Friday 13 July 2007

C.I.A. Boys

Em Portugal os comboios representam uma ameaça para quem está fora deles. No Casaquistão, a ameaça está lá dentro. A primeira vez que fiz uma viagem de comboio de Almaty, no sul do país até à capital Astana, por pouco escapei de ser preso. Descubri, já um pouco tarde, que tinha que ter documentos para apresentar à polícia sempre presente dentro das composições a verificar a presença de possíveis ilegais a bordo.

A segurança permanente contrasta directamente com a atmosfera calma e segura do país. Depois de ver seguranças armados a guardar uma farmácia, já acreditava em tudo, mas para ver até onde vai a imaginação destas boas gentes , teria de voltar a andar de comboio.

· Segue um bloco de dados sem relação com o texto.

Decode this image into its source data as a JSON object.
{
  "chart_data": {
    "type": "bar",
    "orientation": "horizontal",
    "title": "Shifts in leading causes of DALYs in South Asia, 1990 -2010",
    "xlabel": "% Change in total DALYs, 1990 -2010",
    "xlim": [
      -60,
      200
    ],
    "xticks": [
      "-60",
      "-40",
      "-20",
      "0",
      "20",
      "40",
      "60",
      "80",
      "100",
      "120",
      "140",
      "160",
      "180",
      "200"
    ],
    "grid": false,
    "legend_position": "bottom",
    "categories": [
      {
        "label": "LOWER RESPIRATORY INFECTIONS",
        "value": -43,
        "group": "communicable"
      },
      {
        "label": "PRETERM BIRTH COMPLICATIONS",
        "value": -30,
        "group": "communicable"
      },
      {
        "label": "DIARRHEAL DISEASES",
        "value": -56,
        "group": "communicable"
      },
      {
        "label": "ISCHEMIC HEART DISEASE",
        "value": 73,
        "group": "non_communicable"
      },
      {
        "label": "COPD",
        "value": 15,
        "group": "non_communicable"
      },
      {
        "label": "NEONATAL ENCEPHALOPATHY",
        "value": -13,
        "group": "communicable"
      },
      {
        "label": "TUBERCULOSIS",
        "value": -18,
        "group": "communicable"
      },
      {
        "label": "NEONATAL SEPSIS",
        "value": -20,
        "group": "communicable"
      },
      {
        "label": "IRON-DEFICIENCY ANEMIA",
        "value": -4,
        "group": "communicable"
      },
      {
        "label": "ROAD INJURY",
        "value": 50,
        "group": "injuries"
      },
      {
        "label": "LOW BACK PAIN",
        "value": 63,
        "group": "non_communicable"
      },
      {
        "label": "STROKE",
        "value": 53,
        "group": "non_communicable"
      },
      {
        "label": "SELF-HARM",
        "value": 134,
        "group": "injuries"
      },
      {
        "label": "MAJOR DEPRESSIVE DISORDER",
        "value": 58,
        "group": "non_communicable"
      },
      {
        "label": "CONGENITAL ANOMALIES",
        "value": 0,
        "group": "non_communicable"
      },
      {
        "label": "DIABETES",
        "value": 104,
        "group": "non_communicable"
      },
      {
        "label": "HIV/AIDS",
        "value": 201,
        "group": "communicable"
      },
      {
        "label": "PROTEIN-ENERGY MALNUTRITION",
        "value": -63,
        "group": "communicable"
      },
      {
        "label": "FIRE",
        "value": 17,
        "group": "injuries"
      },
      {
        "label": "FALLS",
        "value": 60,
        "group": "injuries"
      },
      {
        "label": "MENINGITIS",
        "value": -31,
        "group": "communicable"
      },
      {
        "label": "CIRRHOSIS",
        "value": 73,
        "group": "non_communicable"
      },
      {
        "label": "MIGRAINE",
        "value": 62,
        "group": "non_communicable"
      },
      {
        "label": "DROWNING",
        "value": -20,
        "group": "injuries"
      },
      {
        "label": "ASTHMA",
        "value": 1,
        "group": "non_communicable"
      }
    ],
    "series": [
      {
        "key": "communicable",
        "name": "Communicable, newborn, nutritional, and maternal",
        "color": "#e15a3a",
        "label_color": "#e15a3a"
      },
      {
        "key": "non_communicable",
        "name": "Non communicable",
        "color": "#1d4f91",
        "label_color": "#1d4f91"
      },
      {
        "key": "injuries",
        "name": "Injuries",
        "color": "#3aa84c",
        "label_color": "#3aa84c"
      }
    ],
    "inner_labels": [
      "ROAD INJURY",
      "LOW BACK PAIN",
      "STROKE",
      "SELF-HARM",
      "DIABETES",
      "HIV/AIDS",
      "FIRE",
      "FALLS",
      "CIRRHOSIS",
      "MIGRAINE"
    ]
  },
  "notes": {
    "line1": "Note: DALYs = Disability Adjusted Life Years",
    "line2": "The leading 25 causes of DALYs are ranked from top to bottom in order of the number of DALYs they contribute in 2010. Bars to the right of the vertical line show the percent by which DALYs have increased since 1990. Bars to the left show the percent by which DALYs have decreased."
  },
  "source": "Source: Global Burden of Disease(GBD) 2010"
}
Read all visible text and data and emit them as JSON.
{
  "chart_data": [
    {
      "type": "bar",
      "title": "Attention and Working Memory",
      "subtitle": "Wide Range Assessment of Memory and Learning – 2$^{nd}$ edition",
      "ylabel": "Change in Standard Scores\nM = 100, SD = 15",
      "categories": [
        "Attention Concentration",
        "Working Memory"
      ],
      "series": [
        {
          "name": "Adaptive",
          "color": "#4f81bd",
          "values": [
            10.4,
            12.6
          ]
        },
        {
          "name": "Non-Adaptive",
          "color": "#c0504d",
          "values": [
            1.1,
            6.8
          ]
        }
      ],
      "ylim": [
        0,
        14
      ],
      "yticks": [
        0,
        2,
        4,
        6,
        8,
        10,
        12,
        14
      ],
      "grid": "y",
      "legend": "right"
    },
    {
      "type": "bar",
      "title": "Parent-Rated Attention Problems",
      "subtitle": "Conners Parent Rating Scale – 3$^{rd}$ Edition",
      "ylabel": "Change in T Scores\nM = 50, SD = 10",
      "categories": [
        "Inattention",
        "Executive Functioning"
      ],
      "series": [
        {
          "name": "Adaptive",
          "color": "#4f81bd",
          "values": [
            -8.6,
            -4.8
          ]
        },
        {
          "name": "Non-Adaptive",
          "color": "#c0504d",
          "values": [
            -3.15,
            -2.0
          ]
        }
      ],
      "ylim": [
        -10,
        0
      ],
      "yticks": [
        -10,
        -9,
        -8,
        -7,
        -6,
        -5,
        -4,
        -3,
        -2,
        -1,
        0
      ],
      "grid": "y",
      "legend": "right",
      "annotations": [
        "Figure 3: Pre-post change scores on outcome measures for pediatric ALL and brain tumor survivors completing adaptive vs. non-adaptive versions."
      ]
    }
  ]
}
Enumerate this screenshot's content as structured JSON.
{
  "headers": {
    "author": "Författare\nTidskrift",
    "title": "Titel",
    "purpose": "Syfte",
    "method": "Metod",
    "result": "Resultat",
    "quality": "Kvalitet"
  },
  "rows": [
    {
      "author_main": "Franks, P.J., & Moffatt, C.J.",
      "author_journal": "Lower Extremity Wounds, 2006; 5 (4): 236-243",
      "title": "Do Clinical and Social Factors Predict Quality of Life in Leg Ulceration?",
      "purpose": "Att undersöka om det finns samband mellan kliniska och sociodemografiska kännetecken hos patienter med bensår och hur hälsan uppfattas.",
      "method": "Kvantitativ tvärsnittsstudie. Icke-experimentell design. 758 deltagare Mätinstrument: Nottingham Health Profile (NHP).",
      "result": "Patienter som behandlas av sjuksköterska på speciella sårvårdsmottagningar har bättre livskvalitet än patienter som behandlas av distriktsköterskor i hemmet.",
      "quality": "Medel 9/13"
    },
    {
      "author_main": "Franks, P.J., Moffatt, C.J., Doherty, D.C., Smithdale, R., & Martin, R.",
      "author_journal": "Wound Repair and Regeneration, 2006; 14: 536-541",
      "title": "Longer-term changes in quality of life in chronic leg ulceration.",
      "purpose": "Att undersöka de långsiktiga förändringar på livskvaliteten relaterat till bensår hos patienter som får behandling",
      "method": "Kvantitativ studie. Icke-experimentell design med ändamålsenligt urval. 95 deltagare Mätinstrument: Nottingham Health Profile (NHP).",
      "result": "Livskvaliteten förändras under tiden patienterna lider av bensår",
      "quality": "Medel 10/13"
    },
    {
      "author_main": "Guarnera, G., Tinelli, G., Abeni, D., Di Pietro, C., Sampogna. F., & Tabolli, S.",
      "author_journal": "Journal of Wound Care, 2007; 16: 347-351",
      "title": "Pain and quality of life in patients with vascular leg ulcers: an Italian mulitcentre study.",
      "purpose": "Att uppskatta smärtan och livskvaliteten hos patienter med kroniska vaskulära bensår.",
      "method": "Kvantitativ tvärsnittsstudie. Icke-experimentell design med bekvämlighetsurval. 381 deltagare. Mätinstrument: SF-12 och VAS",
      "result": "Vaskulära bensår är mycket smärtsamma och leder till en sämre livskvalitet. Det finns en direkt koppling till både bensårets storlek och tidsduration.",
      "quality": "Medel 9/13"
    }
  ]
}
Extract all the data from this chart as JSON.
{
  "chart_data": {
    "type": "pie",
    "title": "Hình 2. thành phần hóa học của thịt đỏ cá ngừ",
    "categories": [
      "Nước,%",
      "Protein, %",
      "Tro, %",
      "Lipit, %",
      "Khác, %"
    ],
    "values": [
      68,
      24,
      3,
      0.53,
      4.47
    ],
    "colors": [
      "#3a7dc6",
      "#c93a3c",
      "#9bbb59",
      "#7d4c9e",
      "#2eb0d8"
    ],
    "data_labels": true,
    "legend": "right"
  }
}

Desta feita, munido dos necessários documentos que me manteriam fora do cárcere por mais algum tempo.

Viajava com um amigo, que havia trazido os pais do seu país natal para conhecer o Casaquistão. Pouco depois de deixarmos a cidade naquele fim de tarde luminoso e abafado, e enquanto a mãe se demorava no compartimento, os três homens encostavam-se molemente à janela. Começo então a perceber que ao meu lado um homem contempla igualmente a paisagem e vai olhando para mim, com aquela expressão indesmentível de quem quer entabular (palavra interessante, que me lembra Tábua, por qualquer razão) contacto com um estranho. Claudiquei à pressão e olhei-o. Camisa aberta até à barriga, olho turvo da embriaguez, pele suada e um sorriso simples e franco.
Como é habitual por cá, cumprimentou-me efusamente, depois aos meus companheiros, e imediatamente nos convidou a tomar umas cervejas no wagon restaurant. A ideia de ser amamentado a cerveja por um estranho num compartimento cheio de fumo e gente a falar alto pareceu-me demasiado irresistível para recusar.

O nosso amigo, Bauyrzhan de sua graça, personificava a hospitalidade casaque sem falhas. Cervejas e aperitivos iam e vinham sem descanso, e ele sempre atento ao nosso bem-estar. Sem duplicidade, sem nada na manga. Somente generosidade. Às tantas, já ele está na mesa ao lado a falar com estranhos, e um dos homens dessa mesa já se sentou à nossa. Era jornalista e trazia uma pergunta bombástica, a mais fantasiosa que alguma vez me foi colocada, que formulou um pouco a medo.
Ele e os seus companheiros haviam sido prevenidos pelo chefe de cabine que havia três estrangeiros a bordo (nós!!!) que se suspeitava serem agentes da CIA encarregues da missão de propagar o vírus do SIDA no sul do país, onde nos destinávamos, segundo acreditavam ser a estratégia da agência norte-americana!

Pasmei e ri desbragadamente...olhei para o pai do meu amigo, e não o imaginava a propagar fosse o que fosse, à excepção de gás metano na nossa cabine daí a umas horas.
Resolvida a suspeita, hesitei entre várias atitudes a tomar – indagar sobre tão estranha teoria, rebatê-la veementemente – e decidi pela mais sábia. Ou seja, responder a pergunta com outra: “Ah, ok...Mas pode pedir-me mais uma cerveja?”

1 comment:

Anonymous said...

Lindo!!!!Só a ti é que te acontecem destas. Esses gajos deviam era dar uma voltinha pelos comboios da linha de Sintra, para verem a quantidade de m... que se propaga de fora para dentro desta cidade maravilhosa. Continua e abraço.